Yesterday, like Christians everywhere, I stood in a line and waited for the imposition of ashes on my forehead. It's supposed to be a time when we consider our own mortality ("Remember that you are dust" and all that.)
Mostly I just think about hair.
Now, this may actually be a spiritual step up. I used to think about chocolate. Thin Mints, in particular. Every year I gave up chocolate for Lent, and by about 5:00 on Ash Wednesday, I'd spend my time in the ash line wondering if I could really stick with it.

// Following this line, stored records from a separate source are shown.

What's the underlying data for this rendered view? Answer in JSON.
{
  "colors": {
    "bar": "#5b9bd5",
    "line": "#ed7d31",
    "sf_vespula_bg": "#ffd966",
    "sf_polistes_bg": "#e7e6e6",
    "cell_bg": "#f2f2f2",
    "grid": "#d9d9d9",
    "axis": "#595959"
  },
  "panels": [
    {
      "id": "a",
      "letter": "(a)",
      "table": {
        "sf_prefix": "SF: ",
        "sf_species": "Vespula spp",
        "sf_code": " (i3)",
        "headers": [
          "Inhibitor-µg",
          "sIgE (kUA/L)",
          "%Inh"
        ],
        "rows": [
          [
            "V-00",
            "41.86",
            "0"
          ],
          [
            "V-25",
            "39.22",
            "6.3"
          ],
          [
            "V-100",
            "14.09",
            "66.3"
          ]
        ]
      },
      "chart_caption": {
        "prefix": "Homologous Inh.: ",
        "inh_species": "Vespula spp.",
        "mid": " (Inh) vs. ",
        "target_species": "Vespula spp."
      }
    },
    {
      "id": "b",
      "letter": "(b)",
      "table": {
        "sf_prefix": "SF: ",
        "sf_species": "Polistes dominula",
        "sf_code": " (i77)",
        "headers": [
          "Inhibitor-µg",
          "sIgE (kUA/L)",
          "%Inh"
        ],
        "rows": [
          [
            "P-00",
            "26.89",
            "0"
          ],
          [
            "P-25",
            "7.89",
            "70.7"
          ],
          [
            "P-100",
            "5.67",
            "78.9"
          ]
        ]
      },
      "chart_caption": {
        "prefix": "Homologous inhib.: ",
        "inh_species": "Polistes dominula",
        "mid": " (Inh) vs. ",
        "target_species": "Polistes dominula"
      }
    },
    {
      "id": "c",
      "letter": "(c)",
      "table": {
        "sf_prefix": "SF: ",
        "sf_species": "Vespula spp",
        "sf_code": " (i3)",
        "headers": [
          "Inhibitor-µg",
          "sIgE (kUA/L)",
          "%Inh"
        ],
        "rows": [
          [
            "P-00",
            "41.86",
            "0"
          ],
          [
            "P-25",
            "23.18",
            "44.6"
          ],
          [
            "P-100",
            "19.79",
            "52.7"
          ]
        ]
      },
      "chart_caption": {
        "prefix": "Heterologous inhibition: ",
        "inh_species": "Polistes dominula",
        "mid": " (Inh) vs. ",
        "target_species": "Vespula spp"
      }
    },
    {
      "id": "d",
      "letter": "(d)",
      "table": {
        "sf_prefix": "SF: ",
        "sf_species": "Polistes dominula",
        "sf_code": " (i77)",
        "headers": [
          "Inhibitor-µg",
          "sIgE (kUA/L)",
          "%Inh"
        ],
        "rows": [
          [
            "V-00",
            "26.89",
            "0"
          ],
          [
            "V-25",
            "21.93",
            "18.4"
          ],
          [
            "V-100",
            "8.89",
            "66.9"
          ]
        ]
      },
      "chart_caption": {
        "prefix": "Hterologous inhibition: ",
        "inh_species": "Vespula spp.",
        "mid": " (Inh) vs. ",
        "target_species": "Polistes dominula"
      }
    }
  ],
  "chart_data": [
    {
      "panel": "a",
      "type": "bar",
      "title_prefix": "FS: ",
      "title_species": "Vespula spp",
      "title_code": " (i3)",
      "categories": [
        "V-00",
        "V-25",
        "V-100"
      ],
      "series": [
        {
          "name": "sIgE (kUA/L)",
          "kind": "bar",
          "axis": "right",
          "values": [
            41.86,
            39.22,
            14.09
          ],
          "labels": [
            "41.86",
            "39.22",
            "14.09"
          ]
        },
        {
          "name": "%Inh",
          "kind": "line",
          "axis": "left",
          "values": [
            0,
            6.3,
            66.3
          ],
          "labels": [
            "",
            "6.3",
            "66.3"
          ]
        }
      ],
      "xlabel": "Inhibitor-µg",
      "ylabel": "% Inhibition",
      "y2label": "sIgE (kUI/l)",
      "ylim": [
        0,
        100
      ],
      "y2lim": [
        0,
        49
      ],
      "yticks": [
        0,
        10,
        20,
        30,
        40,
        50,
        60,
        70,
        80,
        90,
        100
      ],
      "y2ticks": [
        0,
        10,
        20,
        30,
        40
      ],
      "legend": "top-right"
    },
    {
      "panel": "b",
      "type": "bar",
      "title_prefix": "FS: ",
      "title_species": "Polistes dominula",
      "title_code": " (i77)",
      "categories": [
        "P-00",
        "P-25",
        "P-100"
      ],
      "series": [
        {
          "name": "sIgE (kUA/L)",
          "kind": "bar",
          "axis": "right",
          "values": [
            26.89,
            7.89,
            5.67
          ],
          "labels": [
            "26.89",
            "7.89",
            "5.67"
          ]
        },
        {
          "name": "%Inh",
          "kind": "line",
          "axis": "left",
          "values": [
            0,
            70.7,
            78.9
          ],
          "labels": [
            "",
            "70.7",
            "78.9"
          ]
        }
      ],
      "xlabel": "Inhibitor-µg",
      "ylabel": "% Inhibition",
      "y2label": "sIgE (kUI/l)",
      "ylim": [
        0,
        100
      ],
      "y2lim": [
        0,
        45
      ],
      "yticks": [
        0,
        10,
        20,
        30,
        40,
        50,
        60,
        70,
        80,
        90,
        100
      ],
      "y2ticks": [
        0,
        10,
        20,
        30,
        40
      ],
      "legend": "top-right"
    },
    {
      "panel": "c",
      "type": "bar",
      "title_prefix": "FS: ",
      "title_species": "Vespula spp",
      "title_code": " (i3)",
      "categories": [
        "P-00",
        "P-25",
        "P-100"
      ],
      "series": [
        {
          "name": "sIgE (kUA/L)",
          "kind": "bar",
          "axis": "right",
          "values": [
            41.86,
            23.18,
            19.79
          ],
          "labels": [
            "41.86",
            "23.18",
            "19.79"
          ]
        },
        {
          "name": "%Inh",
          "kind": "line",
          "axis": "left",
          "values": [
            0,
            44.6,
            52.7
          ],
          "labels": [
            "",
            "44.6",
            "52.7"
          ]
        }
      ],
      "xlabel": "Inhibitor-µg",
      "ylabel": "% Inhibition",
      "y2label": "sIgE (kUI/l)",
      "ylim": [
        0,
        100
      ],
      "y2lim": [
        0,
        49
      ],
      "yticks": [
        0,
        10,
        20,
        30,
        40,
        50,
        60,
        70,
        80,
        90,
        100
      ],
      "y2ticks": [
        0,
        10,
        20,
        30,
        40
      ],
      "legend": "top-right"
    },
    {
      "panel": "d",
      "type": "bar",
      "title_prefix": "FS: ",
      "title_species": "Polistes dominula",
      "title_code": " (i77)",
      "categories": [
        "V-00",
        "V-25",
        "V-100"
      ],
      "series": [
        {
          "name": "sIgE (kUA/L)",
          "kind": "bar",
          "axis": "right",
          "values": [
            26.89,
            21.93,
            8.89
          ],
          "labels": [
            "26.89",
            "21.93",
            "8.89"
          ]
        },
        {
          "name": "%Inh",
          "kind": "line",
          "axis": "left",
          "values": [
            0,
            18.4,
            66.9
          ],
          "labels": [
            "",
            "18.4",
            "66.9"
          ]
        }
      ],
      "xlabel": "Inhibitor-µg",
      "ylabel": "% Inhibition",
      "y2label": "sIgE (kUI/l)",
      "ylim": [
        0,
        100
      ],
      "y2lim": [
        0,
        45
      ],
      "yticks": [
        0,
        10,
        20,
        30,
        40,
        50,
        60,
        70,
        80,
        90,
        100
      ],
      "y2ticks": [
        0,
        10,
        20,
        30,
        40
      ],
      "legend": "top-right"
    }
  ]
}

Then one year in a moment of blinding clarity, I realized: Hell, NO, I can't give up Thin Mints. As long as the University of North Carolina plays tournament basketball in Lent, I need them for my angst and agita. (Wine won't do it - by the time the Heels reach their patented last-minute game finish, I'd be asleep.) That means Thin Mints are off the table. This year, I'm forgoing Starbuck's lattes, if you're keeping score at home.
So now I think about hair. What should I do with my bangs, which are right in the spot where the priest should impose the ash cross?
My bangs are there because . . . well, that's all they do. You don't really "style" them. If you try to brush them back, they stubbornly return.
Is holding my hair back akin to yanking the host from the priest's hand during the Eucharist? Would I be violating some unwritten Episco-rule?
I'm relying on my priest friends for an answer. Because really, at my age, I should probably spend some of that time thinking about mortality.